Me vs. Proprietary Software

6 AM June 7, 2006

I’ve been developing with mostly open-source software for the last two years, and it’s made me soft. I realised this today, when I encountered a problem with the ESRI Map Objects libraries I am evaluating. An event listener that should – at least according to the documentation – be firing, isn’t firing.

Having worked with open-source software for so long, my first reaction is to have a look at the library code. With Spring, for example, there have been several cases where a quick examination of the source showed me that I was misinterpreting the reference manual. A quick tweak to my code, and I was off.

As it is, I’ve now got to go to the ESRI “self-help” forums. If there’s no answer there, we have to decide whether to ditch MapObjects, spend a day investigating clunky workarounds, or buy something that’s not working, with support, in the hope that support might might fix it. Wish me luck.

Update: I did find the answer via ESRI‘s self-help forums. Unlike normal Swing listeners, listeners on ESRI-provided Swing objects are only weakly referenced. If you want a listener to keep working, your code must maintain an additional strong reference to it. Words. Fail. Me.

By alang | # | Comments (3)
(Posted to Rants, Software Development and javablogs)

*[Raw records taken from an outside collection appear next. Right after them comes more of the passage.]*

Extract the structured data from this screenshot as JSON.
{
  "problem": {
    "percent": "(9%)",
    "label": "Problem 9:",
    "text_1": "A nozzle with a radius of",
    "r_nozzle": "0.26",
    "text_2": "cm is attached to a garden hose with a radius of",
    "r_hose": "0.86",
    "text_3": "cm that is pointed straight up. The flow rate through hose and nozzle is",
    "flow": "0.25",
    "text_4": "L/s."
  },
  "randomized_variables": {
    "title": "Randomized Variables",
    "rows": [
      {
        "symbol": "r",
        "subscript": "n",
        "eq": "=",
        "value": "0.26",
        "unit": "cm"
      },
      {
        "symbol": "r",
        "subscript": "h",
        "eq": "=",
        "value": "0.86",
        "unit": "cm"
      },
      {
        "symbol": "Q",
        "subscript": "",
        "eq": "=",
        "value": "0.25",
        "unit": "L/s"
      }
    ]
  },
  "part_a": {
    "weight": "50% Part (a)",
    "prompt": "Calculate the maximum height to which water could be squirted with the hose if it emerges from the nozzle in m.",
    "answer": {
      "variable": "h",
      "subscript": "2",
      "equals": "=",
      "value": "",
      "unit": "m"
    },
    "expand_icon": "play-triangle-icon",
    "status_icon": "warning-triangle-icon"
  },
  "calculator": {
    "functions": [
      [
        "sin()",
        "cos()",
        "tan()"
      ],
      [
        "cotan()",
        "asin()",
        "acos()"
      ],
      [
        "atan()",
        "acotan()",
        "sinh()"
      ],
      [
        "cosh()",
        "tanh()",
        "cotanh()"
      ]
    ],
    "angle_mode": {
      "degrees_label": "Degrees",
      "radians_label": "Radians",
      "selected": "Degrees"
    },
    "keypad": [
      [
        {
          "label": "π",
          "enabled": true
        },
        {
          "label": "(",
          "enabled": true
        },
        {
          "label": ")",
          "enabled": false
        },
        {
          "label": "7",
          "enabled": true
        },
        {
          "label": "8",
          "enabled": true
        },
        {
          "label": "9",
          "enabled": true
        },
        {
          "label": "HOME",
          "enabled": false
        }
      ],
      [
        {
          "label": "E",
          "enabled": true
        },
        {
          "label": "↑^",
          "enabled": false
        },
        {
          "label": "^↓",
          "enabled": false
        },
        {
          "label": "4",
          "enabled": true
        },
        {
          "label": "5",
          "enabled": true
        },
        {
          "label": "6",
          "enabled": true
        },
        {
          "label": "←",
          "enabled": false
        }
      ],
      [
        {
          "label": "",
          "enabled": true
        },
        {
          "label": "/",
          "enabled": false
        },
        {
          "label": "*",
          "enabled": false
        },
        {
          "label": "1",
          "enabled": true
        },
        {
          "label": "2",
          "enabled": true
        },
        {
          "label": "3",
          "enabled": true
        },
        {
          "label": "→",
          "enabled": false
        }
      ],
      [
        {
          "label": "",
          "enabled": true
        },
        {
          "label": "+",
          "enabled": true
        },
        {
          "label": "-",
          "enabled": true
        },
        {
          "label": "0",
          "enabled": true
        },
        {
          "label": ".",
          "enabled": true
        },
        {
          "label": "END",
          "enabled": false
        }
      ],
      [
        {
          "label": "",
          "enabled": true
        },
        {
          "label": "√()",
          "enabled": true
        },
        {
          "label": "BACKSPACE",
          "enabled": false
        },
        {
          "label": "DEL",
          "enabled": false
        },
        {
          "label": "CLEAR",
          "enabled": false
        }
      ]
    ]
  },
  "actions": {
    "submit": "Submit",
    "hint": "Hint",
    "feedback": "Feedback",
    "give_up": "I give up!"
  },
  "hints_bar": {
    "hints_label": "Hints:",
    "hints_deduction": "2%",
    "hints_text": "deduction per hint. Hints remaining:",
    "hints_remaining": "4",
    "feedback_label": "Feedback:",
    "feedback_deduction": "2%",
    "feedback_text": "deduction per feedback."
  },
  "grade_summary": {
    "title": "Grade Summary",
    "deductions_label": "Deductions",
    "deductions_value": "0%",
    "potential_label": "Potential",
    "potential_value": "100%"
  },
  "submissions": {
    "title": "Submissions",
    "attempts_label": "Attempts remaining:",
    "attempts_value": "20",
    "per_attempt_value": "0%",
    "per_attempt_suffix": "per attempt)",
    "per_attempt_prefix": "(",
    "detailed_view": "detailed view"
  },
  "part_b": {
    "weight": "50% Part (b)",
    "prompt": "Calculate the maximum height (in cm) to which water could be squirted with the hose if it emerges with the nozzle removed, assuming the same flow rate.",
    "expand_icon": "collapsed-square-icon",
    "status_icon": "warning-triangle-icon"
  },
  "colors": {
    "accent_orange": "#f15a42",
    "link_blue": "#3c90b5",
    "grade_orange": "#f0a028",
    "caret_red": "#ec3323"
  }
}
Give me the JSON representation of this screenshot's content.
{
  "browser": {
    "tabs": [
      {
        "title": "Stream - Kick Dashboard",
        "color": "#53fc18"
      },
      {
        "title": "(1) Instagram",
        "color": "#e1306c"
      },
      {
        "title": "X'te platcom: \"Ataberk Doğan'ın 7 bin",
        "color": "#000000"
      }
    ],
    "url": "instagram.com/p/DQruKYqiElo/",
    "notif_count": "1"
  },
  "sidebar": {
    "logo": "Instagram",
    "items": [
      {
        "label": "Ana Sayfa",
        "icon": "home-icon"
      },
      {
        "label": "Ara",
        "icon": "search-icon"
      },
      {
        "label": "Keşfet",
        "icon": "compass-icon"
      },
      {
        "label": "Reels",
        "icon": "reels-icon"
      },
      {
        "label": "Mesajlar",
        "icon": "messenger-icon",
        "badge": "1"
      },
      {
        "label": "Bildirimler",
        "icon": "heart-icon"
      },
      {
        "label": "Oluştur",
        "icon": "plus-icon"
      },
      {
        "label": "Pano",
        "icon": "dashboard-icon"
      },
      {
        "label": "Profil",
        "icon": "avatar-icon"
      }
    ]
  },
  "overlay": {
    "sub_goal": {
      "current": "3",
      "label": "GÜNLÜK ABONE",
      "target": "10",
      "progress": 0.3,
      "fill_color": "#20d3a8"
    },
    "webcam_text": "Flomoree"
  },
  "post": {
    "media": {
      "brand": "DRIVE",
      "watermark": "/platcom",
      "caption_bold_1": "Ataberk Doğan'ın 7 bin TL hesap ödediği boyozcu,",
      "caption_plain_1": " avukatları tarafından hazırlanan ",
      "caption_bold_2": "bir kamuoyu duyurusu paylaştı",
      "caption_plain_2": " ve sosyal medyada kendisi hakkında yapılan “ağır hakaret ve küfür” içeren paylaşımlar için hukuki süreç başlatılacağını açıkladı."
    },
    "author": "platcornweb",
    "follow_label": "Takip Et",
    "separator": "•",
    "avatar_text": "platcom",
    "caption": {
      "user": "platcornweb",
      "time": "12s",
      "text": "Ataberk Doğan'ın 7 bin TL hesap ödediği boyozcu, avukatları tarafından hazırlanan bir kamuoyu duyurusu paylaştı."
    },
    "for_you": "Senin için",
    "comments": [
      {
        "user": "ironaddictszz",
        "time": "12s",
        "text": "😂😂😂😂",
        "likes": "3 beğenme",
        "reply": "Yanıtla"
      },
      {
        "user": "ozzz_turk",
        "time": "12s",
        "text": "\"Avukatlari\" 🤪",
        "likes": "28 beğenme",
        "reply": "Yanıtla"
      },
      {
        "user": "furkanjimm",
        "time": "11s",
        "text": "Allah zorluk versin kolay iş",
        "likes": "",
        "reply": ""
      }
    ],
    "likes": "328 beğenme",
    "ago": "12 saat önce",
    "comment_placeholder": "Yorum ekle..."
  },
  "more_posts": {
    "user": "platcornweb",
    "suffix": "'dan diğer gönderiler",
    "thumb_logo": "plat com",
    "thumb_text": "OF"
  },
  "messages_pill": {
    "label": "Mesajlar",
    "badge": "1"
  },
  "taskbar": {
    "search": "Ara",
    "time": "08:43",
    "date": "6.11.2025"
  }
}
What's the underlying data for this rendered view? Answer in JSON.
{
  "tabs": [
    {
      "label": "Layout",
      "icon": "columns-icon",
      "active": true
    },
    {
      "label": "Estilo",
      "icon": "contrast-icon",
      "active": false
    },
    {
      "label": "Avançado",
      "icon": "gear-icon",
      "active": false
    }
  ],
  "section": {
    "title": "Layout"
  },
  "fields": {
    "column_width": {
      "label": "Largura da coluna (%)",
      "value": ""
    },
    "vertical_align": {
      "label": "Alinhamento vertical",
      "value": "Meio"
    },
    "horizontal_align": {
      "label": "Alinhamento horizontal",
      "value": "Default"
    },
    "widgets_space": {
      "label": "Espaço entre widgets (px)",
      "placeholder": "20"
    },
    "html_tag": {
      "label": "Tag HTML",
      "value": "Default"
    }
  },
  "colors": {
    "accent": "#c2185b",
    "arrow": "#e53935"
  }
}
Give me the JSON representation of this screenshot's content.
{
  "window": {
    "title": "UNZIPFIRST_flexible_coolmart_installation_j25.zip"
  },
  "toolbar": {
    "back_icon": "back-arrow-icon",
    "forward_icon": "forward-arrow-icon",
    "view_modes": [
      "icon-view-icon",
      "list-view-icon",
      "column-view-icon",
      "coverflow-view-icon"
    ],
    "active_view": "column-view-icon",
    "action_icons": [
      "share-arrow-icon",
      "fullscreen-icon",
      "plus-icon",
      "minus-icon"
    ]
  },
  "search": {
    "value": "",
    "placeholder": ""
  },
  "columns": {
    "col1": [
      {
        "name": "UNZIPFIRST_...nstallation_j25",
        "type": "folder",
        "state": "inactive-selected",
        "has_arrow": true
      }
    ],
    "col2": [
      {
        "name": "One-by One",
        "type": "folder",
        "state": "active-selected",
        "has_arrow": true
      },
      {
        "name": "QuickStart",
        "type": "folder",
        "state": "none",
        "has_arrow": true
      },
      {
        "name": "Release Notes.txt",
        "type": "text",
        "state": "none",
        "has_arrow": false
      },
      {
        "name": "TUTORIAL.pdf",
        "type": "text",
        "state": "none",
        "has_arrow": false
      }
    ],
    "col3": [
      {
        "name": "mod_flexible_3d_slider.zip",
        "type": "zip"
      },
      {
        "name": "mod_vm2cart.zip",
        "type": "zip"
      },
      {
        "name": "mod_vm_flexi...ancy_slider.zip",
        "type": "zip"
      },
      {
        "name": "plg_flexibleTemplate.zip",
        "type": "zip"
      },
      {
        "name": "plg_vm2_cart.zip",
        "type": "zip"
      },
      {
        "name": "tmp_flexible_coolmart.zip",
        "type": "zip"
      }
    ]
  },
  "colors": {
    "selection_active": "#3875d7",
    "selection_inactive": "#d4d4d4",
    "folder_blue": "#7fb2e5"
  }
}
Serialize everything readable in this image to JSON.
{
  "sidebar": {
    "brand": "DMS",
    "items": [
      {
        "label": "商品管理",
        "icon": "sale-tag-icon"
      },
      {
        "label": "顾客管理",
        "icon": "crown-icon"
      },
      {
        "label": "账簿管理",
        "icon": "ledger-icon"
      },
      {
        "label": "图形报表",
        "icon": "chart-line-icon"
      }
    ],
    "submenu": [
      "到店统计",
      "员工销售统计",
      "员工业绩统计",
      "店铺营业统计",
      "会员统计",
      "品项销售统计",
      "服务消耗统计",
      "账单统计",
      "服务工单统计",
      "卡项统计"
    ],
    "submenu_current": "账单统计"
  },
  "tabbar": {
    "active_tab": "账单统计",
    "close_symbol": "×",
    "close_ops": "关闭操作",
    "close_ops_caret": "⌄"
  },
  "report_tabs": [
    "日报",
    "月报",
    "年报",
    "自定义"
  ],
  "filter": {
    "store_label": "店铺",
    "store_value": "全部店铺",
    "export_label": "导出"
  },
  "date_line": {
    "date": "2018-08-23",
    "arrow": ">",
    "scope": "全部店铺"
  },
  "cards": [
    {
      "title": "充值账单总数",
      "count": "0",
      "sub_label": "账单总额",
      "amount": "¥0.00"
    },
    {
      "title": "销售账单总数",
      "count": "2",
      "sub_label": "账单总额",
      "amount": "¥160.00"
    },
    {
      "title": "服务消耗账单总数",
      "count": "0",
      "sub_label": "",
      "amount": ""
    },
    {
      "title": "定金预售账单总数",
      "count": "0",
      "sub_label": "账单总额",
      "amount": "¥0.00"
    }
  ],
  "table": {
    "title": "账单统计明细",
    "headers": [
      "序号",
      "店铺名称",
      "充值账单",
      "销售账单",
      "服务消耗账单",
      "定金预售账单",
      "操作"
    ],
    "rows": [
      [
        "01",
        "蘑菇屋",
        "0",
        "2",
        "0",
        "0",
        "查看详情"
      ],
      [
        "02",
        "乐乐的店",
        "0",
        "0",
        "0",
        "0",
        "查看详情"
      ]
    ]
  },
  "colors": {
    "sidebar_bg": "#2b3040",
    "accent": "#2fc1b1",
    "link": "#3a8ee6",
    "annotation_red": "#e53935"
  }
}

At 11:03, 07 Jun 2006 AndrewR wrote:

Another option here is MapInfo MapXtreme for Java (

At 13:29, 07 Jun 2006 Sean Gillies wrote:

An open source option is GeoTools,, the Java project which inspired me to build a better Python GIS framework on top of MapServer and GDAL (

At 15:38, 07 Jun 2006 Karl G wrote:

When I was working with ESRI, one of the guys I was working with had the uber-support contract which basically was the same thing you'd get on most oss mailing lists, but cost someone a fortune. It was great.